Ancien médecin-chef du Raid, acteur majeur lors des attentats du Bataclan, Matthieu Langlois a participé à la première édition des conférences organisées par les Pompiers13. Doctrine, adaptabilité, retour d’expérience, interservices… au cœur de ces échanges marqués aussi par l’émotion.
« Retour service ». C’est ce SMS laconique mais annonciateur du pire, reçu en plein concert (un autre), qui va informer Matthieu Langlois, alors médecin-chef au Raid, que des attentats viennent de se dérouler à Paris. Stade de France, terrasses, Bataclan. La France ne sait pas encore qu’un séisme l’attend, avec de multiples répliques. La France ne sait pas encore qu’en un sens, rien ne sera plus jamais pareil. La France n’oubliera plus jamais le 13 novembre 2015. Un peu plus tard, enfilant son gilet lourd, ce médecin rompu aux situations les plus difficiles (il était présent notamment pour l’assaut donné contre l’appartement de Mohammed Merah, à Toulouse, en 2012) se dit que ça ne va pas être une bonne soirée. Ce sera une nuit terrible, inimaginable, qui va mobiliser les services de secours et les forces de l’ordre, et que Matthieu Langlois a relaté avec pudeur et réalisme dans son ouvrage « Médecin du Raid, Vivre en état d’urgence », paru aux éditions Albin Michel.
Médecin-anesthésiste, Matthieu Langlois a travaillé avec le Samu, rejoint la police nationale en 2007 et vécu plusieurs interventions historiques, avant d’être engagé sur les attentats du 13 novembre. C’est cette nuit et ce qui va en découler, qu’il est venu relater lors d’une conférence interne organisée par les Pompiers13, au centre de formation départemental, accompagné sur le plateau du contrôleur général Grégory Allione, chef de Corps des Pompiers13, du colonel Christian Poirel, médecin-chef des Pompiers13, et enfin du chef de l’antenne Raid de Marseille. Une nuit faite de choix et d’arbitrages à opérer, une succession de décisions à prendre, de priorités à établir.

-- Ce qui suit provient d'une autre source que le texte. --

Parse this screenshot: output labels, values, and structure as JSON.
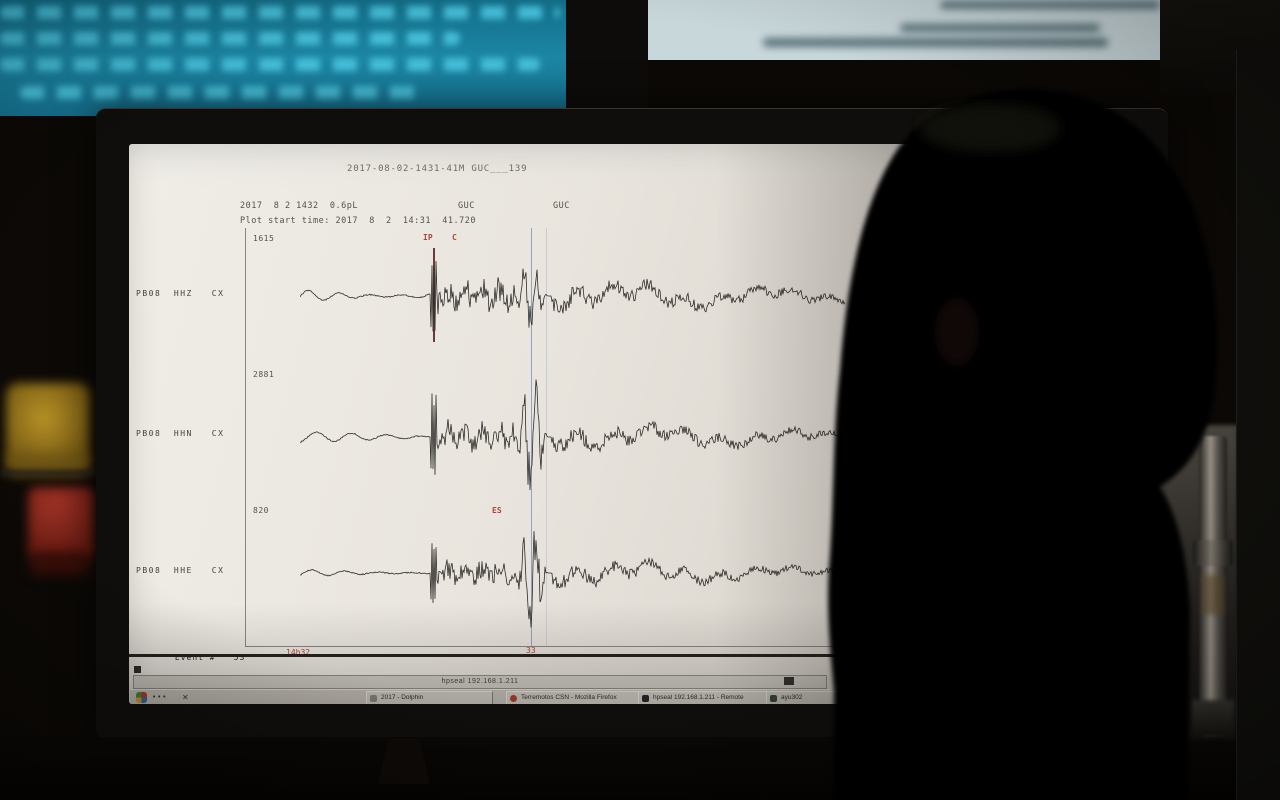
{
  "app": {
    "window_title": "2017-08-02-1431-41M GUC___139",
    "header_line1": "2017  8 2 1432  0.6pL",
    "header_station1": "GUC",
    "header_station2": "GUC",
    "header_line2": "Plot start time: 2017  8  2  14:31  41.720",
    "traces": [
      {
        "label": "PB08  HHZ   CX",
        "amplitude": "1615"
      },
      {
        "label": "PB08  HHN   CX",
        "amplitude": "2881"
      },
      {
        "label": "PB08  HHE   CX",
        "amplitude": "820"
      }
    ],
    "picks": {
      "p_label": "IP",
      "p_quality": "C",
      "s_label": "ES"
    },
    "footer": {
      "event_label": "Event #",
      "event_number": "53",
      "time_start": "14h32",
      "time_tick": "33"
    },
    "colors": {
      "pick_red": "#b2433c",
      "cursor_blue": "#8ea6c6",
      "trace_ink": "#2e2c29"
    },
    "waveforms": [
      {
        "seed": 3,
        "pre_amp": 10,
        "pre_wl": 31,
        "p_spike": 40,
        "noise_amp": 12,
        "s_amp": 40,
        "coda_amp": 15,
        "swell": 9
      },
      {
        "seed": 8,
        "pre_amp": 5,
        "pre_wl": 35,
        "p_spike": 44,
        "noise_amp": 10,
        "s_amp": 56,
        "coda_amp": 14,
        "swell": 7
      },
      {
        "seed": 15,
        "pre_amp": 4,
        "pre_wl": 33,
        "p_spike": 30,
        "noise_amp": 9,
        "s_amp": 50,
        "coda_amp": 12,
        "swell": 6
      }
    ]
  },
  "desktop": {
    "xterm_title": "hpseal 192.168.1.211",
    "menu_dots": "•••",
    "close_glyph": "✕",
    "task_buttons": [
      {
        "label": "2017 - Dolphin"
      },
      {
        "label": "Terremotos CSN - Mozilla Firefox"
      },
      {
        "label": "hpseal 192.168.1.211 - Remote"
      },
      {
        "label": "ayu302"
      }
    ]
  }
}
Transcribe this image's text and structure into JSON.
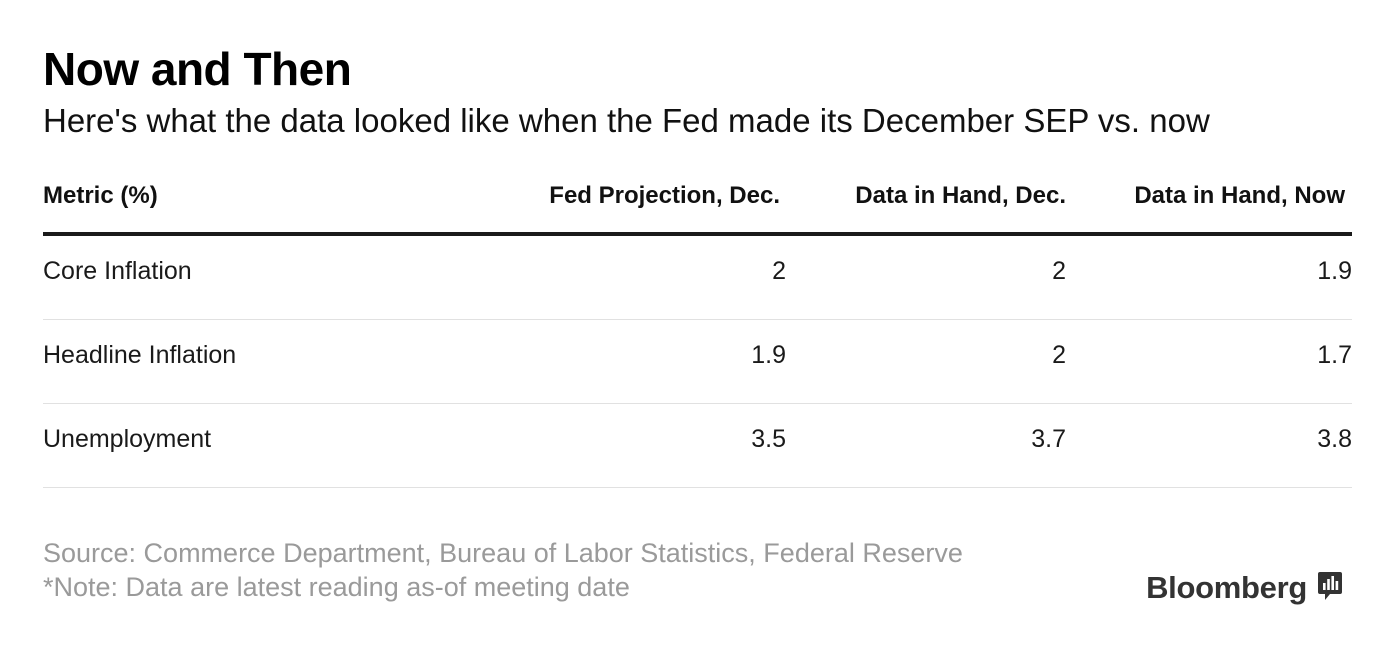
{
  "title": "Now and Then",
  "subtitle": "Here's what the data looked like when the Fed made its December SEP vs. now",
  "chart_data": {
    "type": "table",
    "columns": [
      "Metric (%)",
      "Fed Projection, Dec.",
      "Data in Hand, Dec.",
      "Data in Hand, Now"
    ],
    "rows": [
      [
        "Core Inflation",
        "2",
        "2",
        "1.9"
      ],
      [
        "Headline Inflation",
        "1.9",
        "2",
        "1.7"
      ],
      [
        "Unemployment",
        "3.5",
        "3.7",
        "3.8"
      ]
    ]
  },
  "footer": {
    "source": "Source: Commerce Department, Bureau of Labor Statistics, Federal Reserve",
    "note": "*Note: Data are latest reading as-of meeting date"
  },
  "brand": {
    "name": "Bloomberg",
    "icon": "bloomberg-chart-icon"
  }
}
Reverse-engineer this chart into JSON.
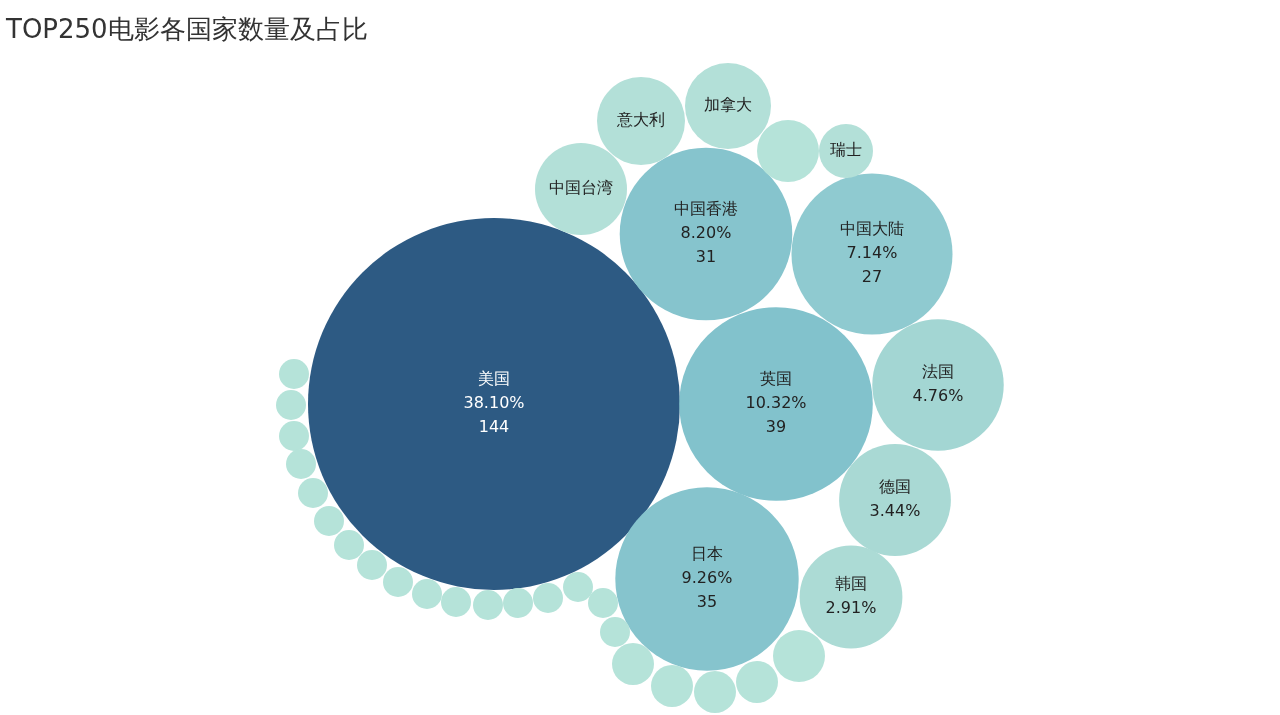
{
  "chart_data": {
    "type": "other",
    "title": "TOP250电影各国家数量及占比",
    "categories": [
      "美国",
      "中国香港",
      "中国大陆",
      "英国",
      "日本",
      "法国",
      "德国",
      "韩国",
      "中国台湾",
      "意大利",
      "加拿大",
      "瑞士",
      null,
      null,
      null,
      null,
      null,
      null,
      null,
      null,
      null,
      null,
      null,
      null,
      null,
      null,
      null,
      null,
      null,
      null,
      null,
      null,
      null,
      null,
      null
    ],
    "values": [
      38.1,
      8.2,
      7.14,
      10.32,
      9.26,
      4.76,
      3.44,
      2.91,
      null,
      null,
      null,
      null,
      null,
      null,
      null,
      null,
      null,
      null,
      null,
      null,
      null,
      null,
      null,
      null,
      null,
      null,
      null,
      null,
      null,
      null,
      null,
      null,
      null,
      null,
      null
    ],
    "value_labels": [
      "38.10%",
      "8.20%",
      "7.14%",
      "10.32%",
      "9.26%",
      "4.76%",
      "3.44%",
      "2.91%",
      null,
      null,
      null,
      null,
      null,
      null,
      null,
      null,
      null,
      null,
      null,
      null,
      null,
      null,
      null,
      null,
      null,
      null,
      null,
      null,
      null,
      null,
      null,
      null,
      null,
      null,
      null
    ],
    "annotations": [
      {
        "text": "144",
        "x": "美国"
      },
      {
        "text": "31",
        "x": "中国香港"
      },
      {
        "text": "27",
        "x": "中国大陆"
      },
      {
        "text": "39",
        "x": "英国"
      },
      {
        "text": "35",
        "x": "日本"
      }
    ],
    "colors": [
      "#2d5a83",
      "#86c4cd",
      "#8fcad0",
      "#82c2cc",
      "#86c4cd",
      "#a3d6d3",
      "#a9d9d4",
      "#acdbd5",
      "#b3e0d8",
      "#b3e0d8",
      "#b3e0d8",
      "#b3e0d8",
      "#b5e3d9",
      "#b5e3d9",
      "#b5e3d9",
      "#b5e3d9",
      "#b5e3d9",
      "#b5e3d9",
      "#b5e3d9",
      "#b5e3d9",
      "#b5e3d9",
      "#b5e3d9",
      "#b5e3d9",
      "#b5e3d9",
      "#b5e3d9",
      "#b5e3d9",
      "#b5e3d9",
      "#b5e3d9",
      "#b5e3d9",
      "#b5e3d9",
      "#b5e3d9",
      "#b5e3d9",
      "#b5e3d9",
      "#b5e3d9",
      "#b5e3d9"
    ]
  }
}
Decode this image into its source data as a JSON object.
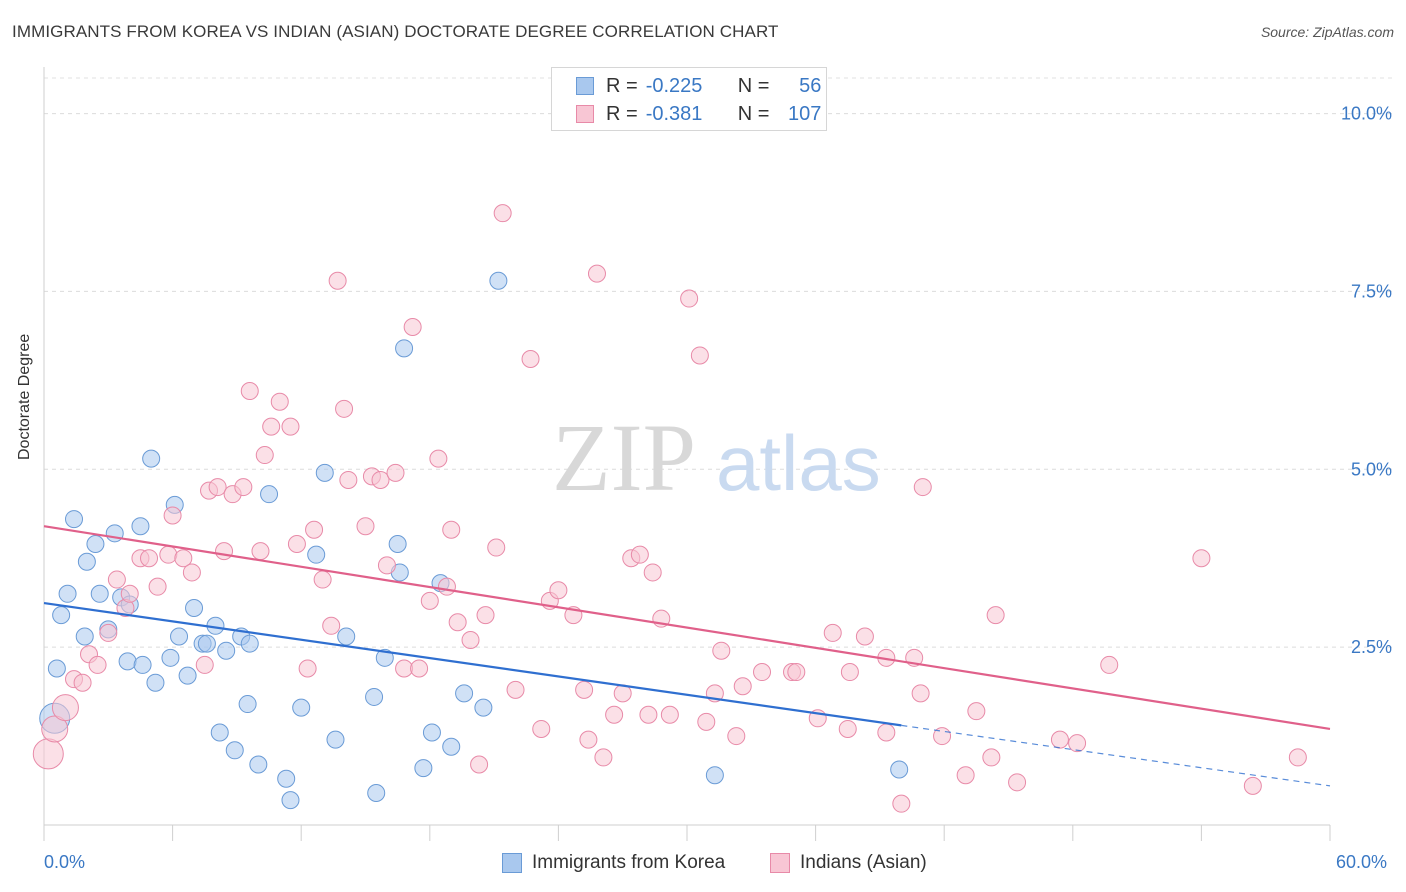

Une nuit où il a fallu sauver, prioriser les victimes, évacuer la fosse et les étages du Bataclan dans lesquels se trouvait une cinquantaine d’otages en stress aigu. Il fallait aussi acheminer au plus vite les blessés jusque dans les hôpitaux parisiens, fluidifier le transport… le tout dans des conditions d’intervention délicates. Mais « si toi tu ne fais pas le job, personne ne le fera à ta place », avait alors songé Matthieu Langlois. Avec humilité, celui-ci retrace les actions menées cette nuit, évoquant aussi la doctrine, la formation, la médecine tactique, l’importance du retex qui doit être le plus objectif possible car « la crise, elle, ne triche pas ». Il est si important de regarder la vérité en face. Devait commencer alors ce que Matthieu Langlois appelle « l’après-Bataclan », cette phase nécessaire pour penser le soutien aux intervenants, penser le collectif, penser encore et toujours l’anticipation, la technicité, penser aussi l’acheminement des victimes… « Il ne faut pas se mentir quand on fait du retour d’expérience, il faut aborder aussi ce qui a moins bien fonctionné ». Une position partagée par Grégory Allione, qui évoque ensuite l’adaptabilité et même « l’agilité », l’intelligence collective, l’importance de la formation qui permet de « connaître suffisamment ses gammes pour se donner cet espace de liberté qui fera la différence, dans des moments où il faut prendre une décision en quelques secondes ».
Devant une centaine de personnes attentives, les participants de cette conférence-débat ont partagé l’impérieuse nécessité que les citoyens français soient formés aux gestes de premiers secours, « car dans de telles situations c’est absolument essentiel », a redit le colonel Christian Poirel. Et ces attentats de 2015, qui ont fait de nombreuses victimes et concerné plusieurs sites, ont mis en évidence tout à la fois la nécessité de prendre en compte les nouvelles menaces, de penser la sécurité des intervenants, d’apporter des réponses globales, de développer l’interservices car « cela n’a pas de prix, de se connaître et d’échanger, quand nous intervenons ensemble », pour le chef de l’antenne Raid Marseille. C’est cette confiance, cette connaissance de l’autre et de ses pratiques, ce dialogue, qui permettent de bâtir des réponses globales et d’être efficaces. De servir le public, en somme. Car ce qui compte pour tous ces intervenants, quelle que soit la couleur de leur uniforme et de leur engagement, c’est bien de sauver des vies. Et d’en sauver le plus grand nombre.